If \(A\) has columns \(a_1,\dots,a_n\) and \(x=(x_1,\dots,x_n)\), then
\[ Ax = x_1a_1 + x_2a_2 + \cdots + x_na_n. \]
This is a linear combination of the columns of \(A\).
Find a \(2 \times 2\) matrix that sends
\[ e_1 \mapsto \begin{bmatrix} 2 \\ 1 \end{bmatrix}, \qquad e_2 \mapsto \begin{bmatrix} -1 \\ 3 \end{bmatrix}. \]
Then compute where it sends \((4,5)\).
The matrix is
\[ A = \begin{bmatrix} 2 & -1 \\ 1 & 3 \end{bmatrix}. \]
Then
\[ A \begin{bmatrix} 4 \\ 5 \end{bmatrix} = \begin{bmatrix} 2(4)-5 \\ 4+3(5) \end{bmatrix} = \begin{bmatrix} 3 \\ 19 \end{bmatrix}. \]
Find two different vectors \(x\) and \(y\) such that
\[ \begin{bmatrix} 1 & 1 \\ 2 & 2 \end{bmatrix}x = \begin{bmatrix} 1 & 1 \\ 2 & 2 \end{bmatrix}y. \]
The output only depends on the sum of the two input coordinates. For example,
\[ x = \begin{bmatrix} 1 \\ 0 \end{bmatrix}, \qquad y = \begin{bmatrix} 0 \\ 1 \end{bmatrix} \]
both produce
\[ \begin{bmatrix} 1 \\ 2 \end{bmatrix}. \]
Let
\[ S = \begin{bmatrix} 2 & 0 \\ 0 & 5 \end{bmatrix}. \]

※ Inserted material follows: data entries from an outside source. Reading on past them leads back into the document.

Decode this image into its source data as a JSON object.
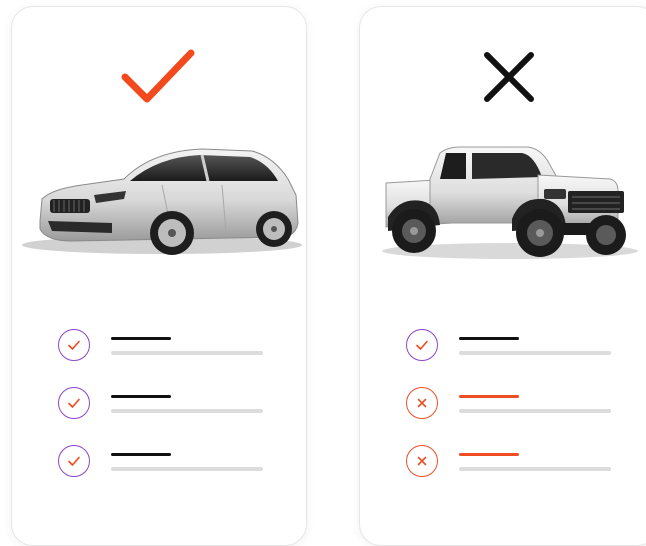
{
  "colors": {
    "check": "#F24A1D",
    "cross": "#111111",
    "ok_ring": "#8E44C8",
    "bad_ring": "#E8502A",
    "line_dark": "#111111",
    "line_red": "#EE4E22",
    "line_light": "#DCDCDC"
  },
  "cards": [
    {
      "verdict_icon": "checkmark-icon",
      "image": "sedan-car-image",
      "rows": [
        {
          "status": "ok",
          "icon": "circle-check-icon"
        },
        {
          "status": "ok",
          "icon": "circle-check-icon"
        },
        {
          "status": "ok",
          "icon": "circle-check-icon"
        }
      ]
    },
    {
      "verdict_icon": "cross-icon",
      "image": "pickup-truck-image",
      "rows": [
        {
          "status": "ok",
          "icon": "circle-check-icon"
        },
        {
          "status": "bad",
          "icon": "circle-x-icon"
        },
        {
          "status": "bad",
          "icon": "circle-x-icon"
        }
      ]
    }
  ]
}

Find a matrix \(T\) such that applying \(S\) and then \(T\) returns every vector to its original position.
The matrix \(S\) sends \((x,y)\) to \((2x,5y)\). To reverse it, divide the first coordinate by \(2\) and the second coordinate by \(5\):
\[ T = \begin{bmatrix} 1/2 & 0 \\ 0 & 1/5 \end{bmatrix}. \]
Then \(TSx=x\) for every vector \(x\).
Use an AI tool as a conversation partner, not as a replacement for your own reasoning.
A matrix is more than a rectangular array of numbers. It is a machine that transforms vectors.
The main ideas are:
The next chapters will deepen this view. We will study how matrices stretch, rotate, shear, collapse, and sometimes reverse transformations. Eventually, matrices will become tools for solving systems, compressing images, ranking webpages, analyzing data clouds, and building intelligent systems.